Als er een deur dichtvalt, gaat er een raam open, zegt het spreekwoord. Amerikaanse neurowetenschappers melden deze week in Science dat ze een aantal zenuwcellen in de hersenstam hebben gevonden die lijken te fungeren als magnetoreceptoren. Ze testten zeven duiven in een pikdonkere kamer met een manipuleerbaar magnetisch veld. Enkele tientallen zenuwcellen bleken te reageren op de richting, intensiteit en polariteit van het magnetisch veld.

"Het is nog steeds onbekend wat in de vogel precies dienstdoet als een receptor, maar in onze huidige studie zijn we wel in staat om te laten zien dat zenuwcellen in het brein van de duif op de richting en intensiteit van het magnetische veld reageren", vertelt onderzoeker J. David Dickman. "En we denken dat de duiven zo weten waar ze zich op aarde bevinden." De onderzoekers baseren hun conclusies op experimenten. Ze stelden duiven bloot aan een veranderend magnetisch veld en hielden ondertussen de hersenactiviteit in de gaten.

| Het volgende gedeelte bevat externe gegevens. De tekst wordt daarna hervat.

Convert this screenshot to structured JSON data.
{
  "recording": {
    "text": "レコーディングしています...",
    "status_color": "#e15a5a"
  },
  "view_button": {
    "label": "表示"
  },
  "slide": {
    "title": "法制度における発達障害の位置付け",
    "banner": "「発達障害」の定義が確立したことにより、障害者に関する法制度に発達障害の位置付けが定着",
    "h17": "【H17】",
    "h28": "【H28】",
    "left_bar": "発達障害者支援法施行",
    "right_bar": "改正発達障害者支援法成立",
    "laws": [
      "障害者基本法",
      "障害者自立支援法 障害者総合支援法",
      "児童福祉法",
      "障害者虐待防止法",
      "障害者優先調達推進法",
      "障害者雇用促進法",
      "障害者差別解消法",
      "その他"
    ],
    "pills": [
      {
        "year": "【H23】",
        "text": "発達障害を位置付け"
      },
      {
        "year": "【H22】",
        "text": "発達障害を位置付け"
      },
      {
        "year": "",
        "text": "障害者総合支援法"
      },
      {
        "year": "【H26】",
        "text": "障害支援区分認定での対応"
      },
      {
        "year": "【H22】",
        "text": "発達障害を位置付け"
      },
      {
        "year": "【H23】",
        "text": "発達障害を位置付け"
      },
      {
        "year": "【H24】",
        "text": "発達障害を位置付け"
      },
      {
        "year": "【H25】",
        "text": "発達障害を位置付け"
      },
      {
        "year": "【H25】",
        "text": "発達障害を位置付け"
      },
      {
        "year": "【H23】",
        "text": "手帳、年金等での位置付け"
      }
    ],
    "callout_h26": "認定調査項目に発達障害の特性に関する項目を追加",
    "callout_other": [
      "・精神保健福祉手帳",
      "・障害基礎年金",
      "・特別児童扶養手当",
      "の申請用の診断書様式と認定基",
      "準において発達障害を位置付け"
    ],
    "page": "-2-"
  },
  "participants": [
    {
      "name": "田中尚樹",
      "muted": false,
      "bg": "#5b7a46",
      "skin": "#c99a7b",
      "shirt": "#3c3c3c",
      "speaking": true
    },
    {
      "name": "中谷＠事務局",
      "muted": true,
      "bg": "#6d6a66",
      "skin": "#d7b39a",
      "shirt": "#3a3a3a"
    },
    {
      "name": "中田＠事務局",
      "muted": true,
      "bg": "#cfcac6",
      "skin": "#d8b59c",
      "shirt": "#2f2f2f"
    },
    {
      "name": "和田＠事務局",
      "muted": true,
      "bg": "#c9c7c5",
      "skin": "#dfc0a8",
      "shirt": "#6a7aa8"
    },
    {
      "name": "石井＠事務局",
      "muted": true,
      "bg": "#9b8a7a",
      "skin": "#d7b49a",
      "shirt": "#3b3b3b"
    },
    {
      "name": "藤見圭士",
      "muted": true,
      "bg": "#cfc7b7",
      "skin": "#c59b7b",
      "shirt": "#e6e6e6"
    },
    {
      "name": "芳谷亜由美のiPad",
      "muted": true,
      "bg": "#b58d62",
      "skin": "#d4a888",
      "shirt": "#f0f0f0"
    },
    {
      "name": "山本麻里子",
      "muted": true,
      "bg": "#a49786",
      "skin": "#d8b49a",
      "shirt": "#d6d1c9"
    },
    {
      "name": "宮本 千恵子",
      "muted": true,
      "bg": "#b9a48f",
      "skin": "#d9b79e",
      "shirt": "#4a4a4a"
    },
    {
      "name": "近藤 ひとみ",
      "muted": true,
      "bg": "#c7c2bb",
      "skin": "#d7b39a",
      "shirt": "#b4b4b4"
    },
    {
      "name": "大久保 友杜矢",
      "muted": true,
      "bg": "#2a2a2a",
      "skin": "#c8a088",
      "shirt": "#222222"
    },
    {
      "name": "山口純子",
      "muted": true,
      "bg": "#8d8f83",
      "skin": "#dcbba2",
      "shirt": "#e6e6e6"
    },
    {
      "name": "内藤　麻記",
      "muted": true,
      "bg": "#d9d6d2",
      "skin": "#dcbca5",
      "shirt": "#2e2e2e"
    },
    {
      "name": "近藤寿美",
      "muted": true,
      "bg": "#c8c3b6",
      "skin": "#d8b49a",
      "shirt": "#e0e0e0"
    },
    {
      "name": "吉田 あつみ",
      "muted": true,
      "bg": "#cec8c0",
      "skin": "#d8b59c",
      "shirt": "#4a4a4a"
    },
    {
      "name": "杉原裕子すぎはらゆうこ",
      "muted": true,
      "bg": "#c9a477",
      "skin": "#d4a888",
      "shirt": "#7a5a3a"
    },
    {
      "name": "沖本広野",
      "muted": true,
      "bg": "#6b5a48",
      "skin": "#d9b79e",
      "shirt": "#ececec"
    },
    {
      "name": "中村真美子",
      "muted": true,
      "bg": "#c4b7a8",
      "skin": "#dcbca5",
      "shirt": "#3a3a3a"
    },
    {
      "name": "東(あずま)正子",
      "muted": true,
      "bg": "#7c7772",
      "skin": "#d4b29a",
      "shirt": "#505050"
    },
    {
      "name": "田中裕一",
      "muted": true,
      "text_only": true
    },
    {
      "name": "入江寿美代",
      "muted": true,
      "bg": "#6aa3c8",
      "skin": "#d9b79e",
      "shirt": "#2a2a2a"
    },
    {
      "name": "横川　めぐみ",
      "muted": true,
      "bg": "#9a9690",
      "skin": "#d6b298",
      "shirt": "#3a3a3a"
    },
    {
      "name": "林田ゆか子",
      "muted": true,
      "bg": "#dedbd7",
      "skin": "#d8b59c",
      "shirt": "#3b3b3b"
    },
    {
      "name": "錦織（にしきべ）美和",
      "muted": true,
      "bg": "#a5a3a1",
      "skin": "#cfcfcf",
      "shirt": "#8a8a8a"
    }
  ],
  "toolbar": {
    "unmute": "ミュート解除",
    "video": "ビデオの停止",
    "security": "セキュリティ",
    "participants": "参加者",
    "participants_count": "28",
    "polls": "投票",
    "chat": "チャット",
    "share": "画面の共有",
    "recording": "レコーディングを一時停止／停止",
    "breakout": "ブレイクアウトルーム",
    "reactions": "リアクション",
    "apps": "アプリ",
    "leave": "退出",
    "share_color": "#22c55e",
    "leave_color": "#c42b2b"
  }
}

Cellen in het binnenste deel van het oor reageerden sterk op het veranderende magnetische veld. "De cellen reageerden op de hoek en intensiteit van het magnetische veld."

De onderzoekers zijn ervan overtuigd dat cellen in dit deel van de hersenen in ieder geval betrokken zijn bij het opmerken van het magnetisch veld van de aarde, zo is in Science te lezen. De cellen merken het veld op en sturen informatie door naar de rest van het brein. Die informatie gebruiken de duiven om een soort 'kaart' te maken en aan de hand van die kaart navigeren ze.

Mens heeft er baat bij

Het mysterie van de navigerende duif is daarmee nog lang niet opgelost, maar we zijn wel een stuk dichter bij de oplossing gekomen, zo suggereren de onderzoekers.

Nadere studies moeten precies achterhalen hoe de duif navigeert. Dat onderzoekers dat graag willen weten, is niet verwonderlijk. Want ook wij mensen kunnen baat hebben bij de uitkomsten van dat onderzoek. Er zijn namelijk nogal wat overeenkomsten tussen het brein van een vogel en dat van een mens.

Wanneer we weten hoe duiven van die 'kaarten' maken, kunnen we ook achterhalen hoe wij mensen dat doen en hoe stoornissen het deel van het brein dat deze kaarten moet maken, aantasten.